Tiraka atau riyadhoh termasuk jihad fii sabilillah (berjuang didalam agama agama allah). Dalam Al-Qur’an disebutkan:
وجهدوافي الله حق جهاده (الحج)
“ Dan berjihadlah kamu pada jalan allah dengan jihad yang sebenar-benarnya”
Di dunia pesantren sangat masyhur tirakat itu dilakukan dengan 4 macam istilah yaitu, ngerowot (tidak makan nasi), tarkiruh ( tidak makan yang berruh seperti ikan, telur, dll ), puasa mutih (hanya makan nasi dan air putih saja), dan puasa nahun. Nahun, ngerowot, mutih dan tarkiruh merupakan aktivitas wadhifah yang dianjurkan dalam agama dalam prinsip menahan nafsu. Ini adalah salah satu bentuk tirakat yang biasanya dilakukan oleh santri, tapi tirakat disini bukan hanya dari segi berpuasa, karena tirakat itu mujahadatun nafsi. Puncaknya tirakat ialah untuk mencapai ridho allah SWT. Jadi marilah kita melakukan tirakat dengan niat mencari ridhonya, menjalani perintahnya, dan mendekatkan diri kepadanya.
Ilmu itu adalah cahaya, diibaratkan cahaya yang akan sampai ke dalam hati.
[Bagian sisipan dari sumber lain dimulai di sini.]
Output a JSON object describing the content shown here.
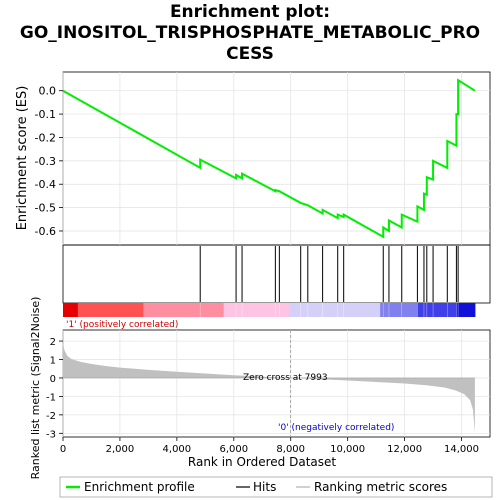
{
  "title_lines": [
    "Enrichment plot:",
    "GO_INOSITOL_TRISPHOSPHATE_METABOLIC_PRO",
    "CESS"
  ],
  "colors": {
    "enrichment_line": "#00ee00",
    "hits": "#000000",
    "metric_fill": "#c0c0c0",
    "zero_cross": "#aaaaaa"
  },
  "legend": {
    "enrichment_profile": "Enrichment profile",
    "hits": "Hits",
    "ranking_metric": "Ranking metric scores"
  },
  "chart_data": [
    {
      "type": "line",
      "name": "enrichment-score-panel",
      "ylabel": "Enrichment score (ES)",
      "xlim": [
        0,
        15000
      ],
      "ylim": [
        -0.66,
        0.08
      ],
      "yticks": [
        0.0,
        -0.1,
        -0.2,
        -0.3,
        -0.4,
        -0.5,
        -0.6
      ],
      "ytick_labels": [
        "0.0",
        "-0.1",
        "-0.2",
        "-0.3",
        "-0.4",
        "-0.5",
        "-0.6"
      ],
      "grid": true,
      "series": [
        {
          "x": [
            0,
            4820,
            4820,
            6080,
            6080,
            6290,
            6290,
            7460,
            7460,
            7600,
            7600,
            8350,
            8350,
            8600,
            8600,
            9120,
            9120,
            9650,
            9650,
            9860,
            9860,
            11250,
            11250,
            11450,
            11450,
            11900,
            11900,
            12450,
            12450,
            12680,
            12680,
            12780,
            12780,
            13000,
            13000,
            13500,
            13500,
            13820,
            13820,
            13880,
            13880,
            14470
          ],
          "y": [
            0.0,
            -0.33,
            -0.295,
            -0.375,
            -0.36,
            -0.375,
            -0.355,
            -0.43,
            -0.425,
            -0.43,
            -0.43,
            -0.48,
            -0.48,
            -0.49,
            -0.49,
            -0.525,
            -0.51,
            -0.545,
            -0.53,
            -0.54,
            -0.53,
            -0.625,
            -0.585,
            -0.6,
            -0.555,
            -0.585,
            -0.53,
            -0.56,
            -0.495,
            -0.51,
            -0.44,
            -0.445,
            -0.37,
            -0.38,
            -0.3,
            -0.33,
            -0.215,
            -0.235,
            -0.1,
            -0.1,
            0.045,
            0.0
          ]
        }
      ]
    },
    {
      "type": "bar",
      "name": "hits-panel",
      "hit_positions": [
        4820,
        6080,
        6290,
        7460,
        7600,
        8350,
        8600,
        9120,
        9650,
        9860,
        11250,
        11450,
        11900,
        12450,
        12680,
        12780,
        13000,
        13500,
        13820,
        13880
      ]
    },
    {
      "type": "heatmap",
      "name": "rank-color-bar",
      "label_positive": "'1' (positively correlated)",
      "label_negative": "'0' (negatively correlated)"
    },
    {
      "type": "area",
      "name": "ranked-metric-panel",
      "xlabel": "Rank in Ordered Dataset",
      "ylabel": "Ranked list metric (Signal2Noise)",
      "xlim": [
        0,
        15000
      ],
      "ylim": [
        -3.2,
        2.6
      ],
      "xticks": [
        0,
        2000,
        4000,
        6000,
        8000,
        10000,
        12000,
        14000
      ],
      "xtick_labels": [
        "0",
        "2,000",
        "4,000",
        "6,000",
        "8,000",
        "10,000",
        "12,000",
        "14,000"
      ],
      "yticks": [
        2,
        1,
        0,
        -1,
        -2,
        -3
      ],
      "ytick_labels": [
        "2",
        "1",
        "0",
        "-1",
        "-2",
        "-3"
      ],
      "zero_cross_rank": 7993,
      "zero_cross_label": "Zero cross at 7993",
      "x": [
        0,
        50,
        150,
        300,
        600,
        1000,
        1500,
        2000,
        3000,
        4000,
        5000,
        6000,
        7000,
        7993,
        9000,
        10000,
        11000,
        12000,
        12800,
        13400,
        13800,
        14100,
        14300,
        14400,
        14470
      ],
      "y": [
        1.9,
        1.5,
        1.2,
        1.02,
        0.88,
        0.76,
        0.65,
        0.56,
        0.44,
        0.34,
        0.24,
        0.15,
        0.07,
        0.0,
        -0.07,
        -0.14,
        -0.22,
        -0.3,
        -0.4,
        -0.52,
        -0.68,
        -0.88,
        -1.2,
        -1.7,
        -2.95
      ]
    }
  ]
}
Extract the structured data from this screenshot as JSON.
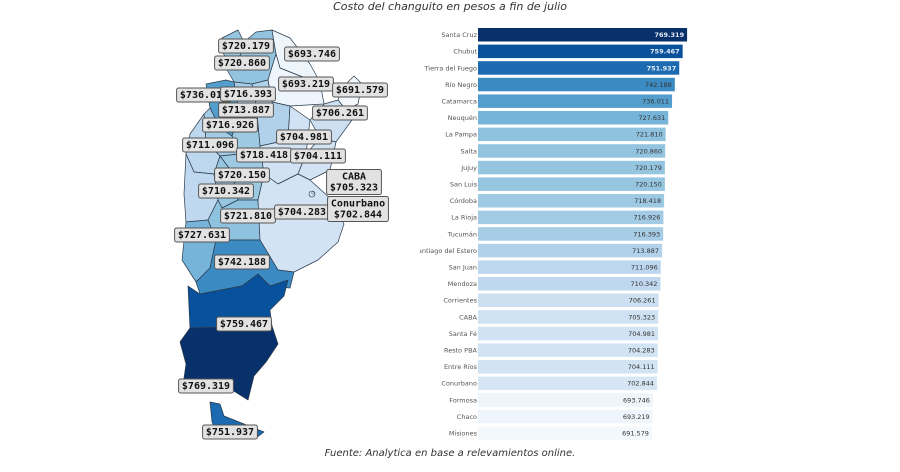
{
  "chart_data": [
    {
      "type": "choropleth-map",
      "title": "Costo del changuito en pesos a fin de julio",
      "currency_prefix": "$",
      "regions": [
        {
          "name": "Jujuy",
          "value": 720.179,
          "label": "$720.179"
        },
        {
          "name": "Formosa",
          "value": 693.746,
          "label": "$693.746"
        },
        {
          "name": "Salta",
          "value": 720.86,
          "label": "$720.860"
        },
        {
          "name": "Chaco",
          "value": 693.219,
          "label": "$693.219"
        },
        {
          "name": "Misiones",
          "value": 691.579,
          "label": "$691.579"
        },
        {
          "name": "Catamarca",
          "value": 736.011,
          "label": "$736.011"
        },
        {
          "name": "Tucumán",
          "value": 716.393,
          "label": "$716.393"
        },
        {
          "name": "Santiago del Estero",
          "value": 713.887,
          "label": "$713.887"
        },
        {
          "name": "Corrientes",
          "value": 706.261,
          "label": "$706.261"
        },
        {
          "name": "La Rioja",
          "value": 716.926,
          "label": "$716.926"
        },
        {
          "name": "Santa Fé",
          "value": 704.981,
          "label": "$704.981"
        },
        {
          "name": "San Juan",
          "value": 711.096,
          "label": "$711.096"
        },
        {
          "name": "Córdoba",
          "value": 718.418,
          "label": "$718.418"
        },
        {
          "name": "Entre Ríos",
          "value": 704.111,
          "label": "$704.111"
        },
        {
          "name": "San Luis",
          "value": 720.15,
          "label": "$720.150"
        },
        {
          "name": "Mendoza",
          "value": 710.342,
          "label": "$710.342"
        },
        {
          "name": "CABA",
          "value": 705.323,
          "label": "CABA\n$705.323"
        },
        {
          "name": "La Pampa",
          "value": 721.81,
          "label": "$721.810"
        },
        {
          "name": "Resto PBA",
          "value": 704.283,
          "label": "$704.283"
        },
        {
          "name": "Conurbano",
          "value": 702.844,
          "label": "Conurbano\n$702.844"
        },
        {
          "name": "Neuquén",
          "value": 727.631,
          "label": "$727.631"
        },
        {
          "name": "Río Negro",
          "value": 742.188,
          "label": "$742.188"
        },
        {
          "name": "Chubut",
          "value": 759.467,
          "label": "$759.467"
        },
        {
          "name": "Santa Cruz",
          "value": 769.319,
          "label": "$769.319"
        },
        {
          "name": "Tierra del Fuego",
          "value": 751.937,
          "label": "$751.937"
        }
      ],
      "color_scale": [
        "#f3f8fd",
        "#08306b"
      ]
    },
    {
      "type": "bar",
      "orientation": "horizontal",
      "categories": [
        "Santa Cruz",
        "Chubut",
        "Tierra del Fuego",
        "Río Negro",
        "Catamarca",
        "Neuquén",
        "La Pampa",
        "Salta",
        "Jujuy",
        "San Luis",
        "Córdoba",
        "La Rioja",
        "Tucumán",
        "Santiago del Estero",
        "San Juan",
        "Mendoza",
        "Corrientes",
        "CABA",
        "Santa Fé",
        "Resto PBA",
        "Entre Ríos",
        "Conurbano",
        "Formosa",
        "Chaco",
        "Misiones"
      ],
      "values": [
        769.319,
        759.467,
        751.937,
        742.188,
        736.011,
        727.631,
        721.81,
        720.86,
        720.179,
        720.15,
        718.418,
        716.926,
        716.393,
        713.887,
        711.096,
        710.342,
        706.261,
        705.323,
        704.981,
        704.283,
        704.111,
        702.844,
        693.746,
        693.219,
        691.579
      ],
      "value_labels": [
        "769.319",
        "759.467",
        "751.937",
        "742.188",
        "736.011",
        "727.631",
        "721.810",
        "720.860",
        "720.179",
        "720.150",
        "718.418",
        "716.926",
        "716.393",
        "713.887",
        "711.096",
        "710.342",
        "706.261",
        "705.323",
        "704.981",
        "704.283",
        "704.111",
        "702.844",
        "693.746",
        "693.219",
        "691.579"
      ],
      "xlabel": "",
      "ylabel": "",
      "xlim": [
        0,
        780
      ],
      "grid": false,
      "legend": "none",
      "color_scale": [
        "#f3f8fd",
        "#08306b"
      ]
    }
  ],
  "header": {
    "title": "Costo del changuito en pesos a fin de julio"
  },
  "footer": {
    "source": "Fuente: Analytica en base a relevamientos online."
  }
}
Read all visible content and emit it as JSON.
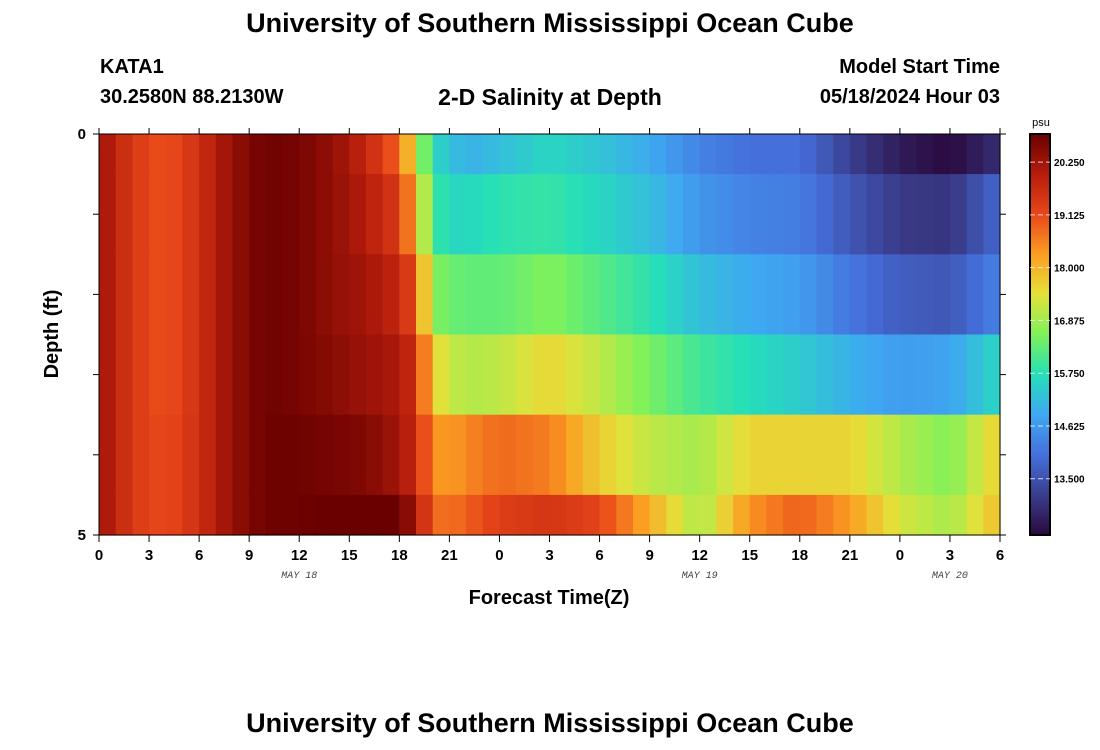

Ilmu yang dijalani dengan tirakat itu berbeda dengan ilmu yang dijalani tanpa tirakat. Ilmu bukanlah segalanya yang bisa menjadi hal utama yang harus diambil. Yang menjadi hal terpenting adalah ilmu yang bermanfaat. Sebenarnya bentuk tirakat juga dapat diraih dengan belajar sungguh-sungguh, dengan bermaksud agar kegiatan belajar, menghafal nadhom, mengulang pelajaran, itu adalah usaha untuk bisa meraih ilmu sedalam-dalamnya untuk kemanfaatan agama dan bangsanya.
Nah, jadi santri bertirakat itu agar ilmu yang dicapai dapat bermanfaat dan untuk mencapai masa depan yang diharapkan. Jadi mengapa santri harus berani tirakat? Karena menjadi santri adalah menjadi sosok yang istimewa yang ditempa dengan melalui tirakat meninggalkan hawa nafsu untuk meraih kebahagiaan yang besar.
Orang yang senantiasa mau tirakat itu adalah orang yang Allah beri inayah dan karunia-Nya yang agung. Banyak para wali dan kiai-kiai yang selalu tirakat dalam hidupnya. Beliau- beliau juga melakukan tirakat dengan berniat untuk mendoakan santri–santrinya (muridnya-muridnya).
Tradisi tirakat telah banyak dilakukan oleh ulama zaman dahulu hingga sekarang. Dalam melakukan tirakat, biasanya orang yang akan melakukan tirakat diberi ijazah terlebih dahulu oleh gurunya. Ijazah adalah sebuah bentuk perizinan seorang guru/kiai kepada muridnya untuk mengamalkan sebuah amalan, baik itu wirid-wirid, puasa, shalat dan amaliah lainnya. Ijazah ini dapat dikatakan sebagai racikan amalan seorang guru kepada muridnya untuk menggapai tujuan tertentu.
Tradisi ini sudah ada sejak zaman sahabat hingga sekarang. Para sahabat sering menghabiskan waktu siangnya dengan berpuasa, dan malamnya untuk bermunajat pada Allah SWT. Mereka sedikit makan dan minum serta mengurangi jam tidurnya. Para ulama juga mengikuti jejak mereka. Banyak ulama yang menjalankan puasa bertahun-tahun untuk mentirakati para murid-muridnya agar ilmunya bermanfaat. Banyak ulama yang rela hidup susah agar dapat mengekang hawa nafsu hingga dapat menuju kepada Allah SWT dengan mudah. KH. Abbdul Karim pernah berpuasa bertahun-tahun dan hanya berbuka dengan dedaunan. Beliau juga hidup serba susah selama nyantri kapada Mbah Kholil Bangkalan. Konon katanya, beliau hanya mempunyai satu buah baju. Ketika beliau mencuci baju itu, beliau hanya bisa berendam dalam sungai selagi menunggu baju itu dijemur.
Selama berendam beliau ngelalar hafalan nadhom alfiyahnya. Beliau juga sering berjalan ratusan kilo meter untuk mencari ilmu. Pernah suatu ketika beliau mempunyai uang dari saudaranya. Uang itu dimaksudkan untuk membeli tiket kereta. Namun oleh beliau malah digunakan untuk membeli kitab dan beliau rela berjalan ratusan kilometer menuju pesantrennya. Tak ayal jika beliau menjadi ulama yang sangat alim dan mempunyai ribuan santri.
Tirakat juga diniatkan untuk masa depan kita, untuk meraih cita-cita dan diniatkan untuk diri sendiri juga biasanya diniatkan untuk orang tua atau masa depan yang diinginkan. Jadi, sebagai santri kita harus istiqomah dan qonaah (menerima) agar ilmu yang kita dapatkan barokah dan bermanfaat.